Sua Língua é Benção?




Verdades e mentiras são comunicadas pela língua, com poderoso impacto, todos os dias e a toda hora. Quantas vezes já ouvimos palavras de ânimo ou desânimo, aprovação ou reprovação, meias verdades e/ou mentiras deslavadas saídas da boca de políticos, profissionais da comunicação, professores, líderes religiosos, parentes próximos e até mesmo de pai e mãe; não é mesmo?

A língua tem influência tanto para o bem como para o mal. Mas, por descuido ou hábito, usamos a língua mais para críticas do que para aprovação, incentivo e apoio.

Há de se notar que, assim como o freio para um carro na ladeira e o leme de um navio dá curso a embarcação, a língua pode arruinar uma reputação, destruir uma amizade ou um casamento e até causar um permanente sofrimento. Por outro lado, a língua pode trazer conforto e esperança em tempo de privação. Pode fazer brilhar a verdade da salvação na mente de alguém que está vagando em trevas espirituais. Pode louvar e glorificar a Deus.

O domínio da língua pode parecer insignificante para alguns, mas esse controle é de suma importância. O que falamos não são simples palavras ao vento. A Bíblia nos exorta repetidamente a ter grande sabedoria e cuidado no uso da língua. Provérbios 18:2 não está exagerando quando nos adverte que “a morte e a vida estão no poder da língua”. O salmista Davi denunciou, no Salmo 57:4, que os homens têm em “suas línguas espadas afiadas”. E Tiago nos diz que a língua pode ser tão destrutiva como o fogo, “a língua é fogo, é mundo de iniquidade” (Tiago 3:6).

Quem não tem visto o estrago feito por uma única palavra de zombaria, intolerância, provocação ou de soberba?

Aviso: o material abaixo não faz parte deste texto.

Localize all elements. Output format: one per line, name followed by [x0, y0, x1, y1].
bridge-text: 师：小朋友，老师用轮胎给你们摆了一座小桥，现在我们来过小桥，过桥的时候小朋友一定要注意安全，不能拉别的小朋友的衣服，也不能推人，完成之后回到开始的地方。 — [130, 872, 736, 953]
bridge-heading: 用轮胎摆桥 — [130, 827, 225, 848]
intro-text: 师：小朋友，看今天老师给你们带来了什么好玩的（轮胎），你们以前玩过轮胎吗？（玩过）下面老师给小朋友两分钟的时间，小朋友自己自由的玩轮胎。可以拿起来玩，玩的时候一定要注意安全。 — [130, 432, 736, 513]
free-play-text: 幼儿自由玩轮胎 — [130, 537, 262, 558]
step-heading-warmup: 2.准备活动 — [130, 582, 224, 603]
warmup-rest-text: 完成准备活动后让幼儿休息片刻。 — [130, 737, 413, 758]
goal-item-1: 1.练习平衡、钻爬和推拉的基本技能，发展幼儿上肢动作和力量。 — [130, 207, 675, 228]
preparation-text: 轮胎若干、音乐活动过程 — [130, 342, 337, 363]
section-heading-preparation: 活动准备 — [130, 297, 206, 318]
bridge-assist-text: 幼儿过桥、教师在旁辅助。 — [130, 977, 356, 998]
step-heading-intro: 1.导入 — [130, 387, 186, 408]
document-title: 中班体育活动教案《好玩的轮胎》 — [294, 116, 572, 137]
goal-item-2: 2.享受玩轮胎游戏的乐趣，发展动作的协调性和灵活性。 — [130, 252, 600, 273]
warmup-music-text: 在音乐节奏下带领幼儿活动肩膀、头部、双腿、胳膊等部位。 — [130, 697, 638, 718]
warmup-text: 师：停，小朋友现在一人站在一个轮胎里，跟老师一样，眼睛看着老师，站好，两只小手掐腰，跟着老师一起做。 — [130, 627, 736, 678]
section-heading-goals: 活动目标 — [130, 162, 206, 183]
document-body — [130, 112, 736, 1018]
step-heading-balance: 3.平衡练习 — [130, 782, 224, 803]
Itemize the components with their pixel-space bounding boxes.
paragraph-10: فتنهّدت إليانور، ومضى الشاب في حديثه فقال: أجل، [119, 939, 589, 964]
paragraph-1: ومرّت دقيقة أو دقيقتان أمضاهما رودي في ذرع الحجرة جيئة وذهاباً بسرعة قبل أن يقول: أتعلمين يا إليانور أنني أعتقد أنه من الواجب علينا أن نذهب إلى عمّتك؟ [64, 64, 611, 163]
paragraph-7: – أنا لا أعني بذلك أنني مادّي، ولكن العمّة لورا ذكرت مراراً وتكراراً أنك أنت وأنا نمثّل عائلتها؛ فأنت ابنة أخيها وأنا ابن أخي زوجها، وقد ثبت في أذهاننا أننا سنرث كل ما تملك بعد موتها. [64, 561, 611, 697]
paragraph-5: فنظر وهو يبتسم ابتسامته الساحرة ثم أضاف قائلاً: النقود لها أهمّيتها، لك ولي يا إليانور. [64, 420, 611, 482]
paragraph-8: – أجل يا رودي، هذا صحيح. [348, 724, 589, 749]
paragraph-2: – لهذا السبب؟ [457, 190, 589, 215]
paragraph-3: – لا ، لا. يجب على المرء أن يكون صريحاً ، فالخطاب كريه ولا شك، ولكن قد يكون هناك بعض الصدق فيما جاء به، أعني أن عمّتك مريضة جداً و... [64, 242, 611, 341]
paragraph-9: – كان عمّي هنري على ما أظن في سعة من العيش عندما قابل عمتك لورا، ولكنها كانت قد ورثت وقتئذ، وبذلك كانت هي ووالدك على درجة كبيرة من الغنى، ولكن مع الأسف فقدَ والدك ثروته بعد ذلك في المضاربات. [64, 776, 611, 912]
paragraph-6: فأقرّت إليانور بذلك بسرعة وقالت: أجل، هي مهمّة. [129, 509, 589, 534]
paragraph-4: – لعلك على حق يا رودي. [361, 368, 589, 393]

Quanta confusão não se opera pelo exagero, insinuação ou mentira? Quanto sofrimento não é causado por sugestões e declarações caluniadoras? E o que falar da palavra queixosa que torna tudo e todos motivo para culpa; ou da palavra destrutiva, que visa causar dor, e ainda a palavra provocante que procura despertar brigas?

Precisamos pedir a Deus que nos ajude a usar nossa língua para abençoar os que nos ouvem, edificar uns aos outros e glorificar ao nosso Senhor e Salvador Jesus Cristo. O livro de Provérbios nos exorta: “Como maçãs de ouro em salvas de prata, assim é a palavra dita a seu tempo.” e “O homem se alegra em responder bem, e quão boa é a palavra dita a seu tempo!” - Provérbios 25:11 e 15:23.

Façamos da língua (nossas palavras) uma bênção e não maldição.



Publicado em 08/02/2020 no jornal Gazeta Bragantina e GB Norte.